Why I Quit Counseling


Much of my academic experience is based on counseling. Because of that, it’s one of the many hats I’ve worn over the years. I get into so much, it was also commonly the go to answer when people would ask me what I do. It commands respect. It speaks of vast academic experience coupled with a modicum of intelligence. It sparks interesting conversations.

But I hate counseling.

Most proper counseling takes place in an office, sitting in comfortable chairs, telling people how you feel, and being listened to. It’s pretty close to the stereotypical “sit on my couch and tell me about your problems” idea you get from tv. Most counseling doesn’t end in results. It actually culminates in more counseling. The modern practice of counseling is a conversational exercise that serves more to promote the job security of the counselor than the well-being of the patient.
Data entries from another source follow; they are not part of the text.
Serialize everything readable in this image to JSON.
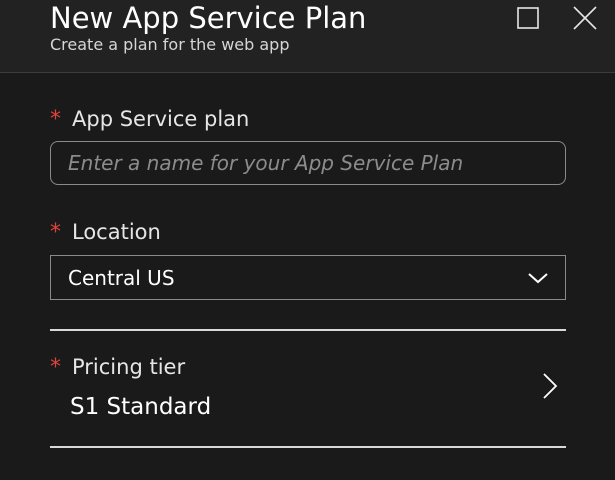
{
  "header": {
    "title": "New App Service Plan",
    "subtitle": "Create a plan for the web app"
  },
  "form": {
    "required_marker": "*",
    "app_service_plan": {
      "label": "App Service plan",
      "value": "",
      "placeholder": "Enter a name for your App Service Plan"
    },
    "location": {
      "label": "Location",
      "selected": "Central US"
    },
    "pricing_tier": {
      "label": "Pricing tier",
      "value": "S1 Standard"
    }
  },
  "colors": {
    "background": "#1a1a1a",
    "header_background": "#222222",
    "required": "#e0433b",
    "text": "#ffffff",
    "placeholder": "#8c8c8c",
    "border": "#8a8a8a"
  },
  "icons": {
    "maximize": "maximize-icon",
    "close": "close-icon",
    "dropdown": "chevron-down-icon",
    "navigate": "chevron-right-icon"
  }
}
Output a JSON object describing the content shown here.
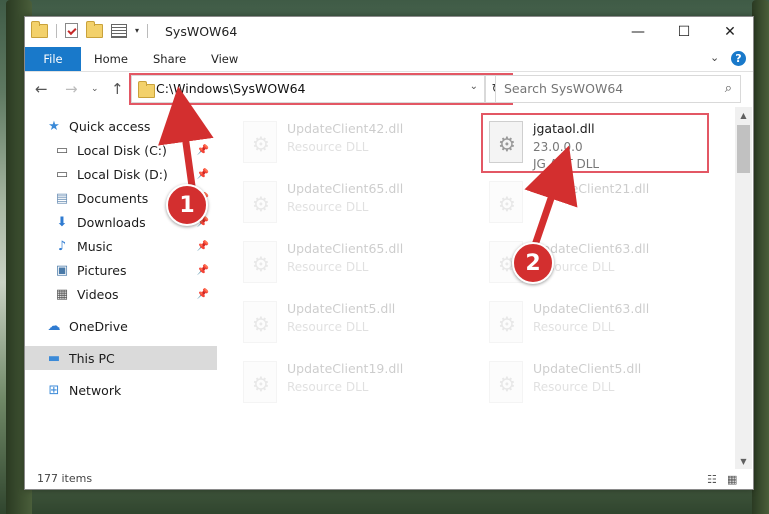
{
  "window": {
    "title": "SysWOW64",
    "controls": {
      "minimize": "—",
      "maximize": "☐",
      "close": "✕"
    }
  },
  "ribbon": {
    "tabs": [
      "File",
      "Home",
      "Share",
      "View"
    ],
    "help": "?"
  },
  "address_bar": {
    "path": "C:\\Windows\\SysWOW64",
    "search_placeholder": "Search SysWOW64"
  },
  "sidebar": {
    "items": [
      {
        "label": "Quick access",
        "icon": "star-icon",
        "pinned": false
      },
      {
        "label": "Local Disk (C:)",
        "icon": "drive-icon",
        "pinned": true
      },
      {
        "label": "Local Disk (D:)",
        "icon": "drive-icon",
        "pinned": true
      },
      {
        "label": "Documents",
        "icon": "documents-icon",
        "pinned": true
      },
      {
        "label": "Downloads",
        "icon": "download-icon",
        "pinned": true
      },
      {
        "label": "Music",
        "icon": "music-icon",
        "pinned": true
      },
      {
        "label": "Pictures",
        "icon": "pictures-icon",
        "pinned": true
      },
      {
        "label": "Videos",
        "icon": "videos-icon",
        "pinned": true
      },
      {
        "label": "OneDrive",
        "icon": "cloud-icon",
        "pinned": false
      },
      {
        "label": "This PC",
        "icon": "pc-icon",
        "pinned": false,
        "selected": true
      },
      {
        "label": "Network",
        "icon": "network-icon",
        "pinned": false
      }
    ]
  },
  "files": [
    {
      "name": "UpdateClient42.dll",
      "line2": "Resource DLL",
      "line3": ""
    },
    {
      "name": "jgataol.dll",
      "line2": "23.0.0.0",
      "line3": "JG ART DLL"
    },
    {
      "name": "UpdateClient65.dll",
      "line2": "Resource DLL",
      "line3": ""
    },
    {
      "name": "UpdateClient21.dll",
      "line2": "",
      "line3": ""
    },
    {
      "name": "UpdateClient65.dll",
      "line2": "Resource DLL",
      "line3": ""
    },
    {
      "name": "UpdateClient63.dll",
      "line2": "Resource DLL",
      "line3": ""
    },
    {
      "name": "UpdateClient5.dll",
      "line2": "Resource DLL",
      "line3": ""
    },
    {
      "name": "UpdateClient63.dll",
      "line2": "Resource DLL",
      "line3": ""
    },
    {
      "name": "UpdateClient19.dll",
      "line2": "Resource DLL",
      "line3": ""
    },
    {
      "name": "UpdateClient5.dll",
      "line2": "Resource DLL",
      "line3": ""
    }
  ],
  "status": {
    "item_count": "177 items"
  },
  "callouts": [
    "1",
    "2"
  ],
  "colors": {
    "accent": "#1979ca",
    "callout": "#d32f2f",
    "highlight_box": "#e35764"
  }
}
It’s so open ended that most counselor relationships end for one of two reasons- either the patient runs out of money or they get tired of the counseling sessions not producing any growth.

That’s not me, so I’ve quit counseling.

I was never a normal counselor anyway. I met most of my clients at bookstores and coffeeshops where the din of social activity gave us privacy but made it feel more like a social thing than a psychoanalysis. I have couches in my office, but my clients never sat on them. Usually we sat at tables and made plans and drew diagrams of future goals. I’m action-oriented, so most of my clients are sporadic in the long term. Don’t come see me every week on the same day at the same time. Instead, call me when you’ve done the assignment I gave you, made some progress, and are ready for a new challenge.

Some of my clients might say I still do counseling, but I disagree. At least don’t call it that. I’m not sure I like life coaching either. That term’s gotten kind of kooky over the years. I tell people these days that I run a think tank. Plans, goals, action. That’s what I do. Your feelings do matter, but how your mother treated you as a kid isn’t as important to me as what you’re doing right now.

Even so, I’m really sorry she made you dress in a sailor suit for your school photos.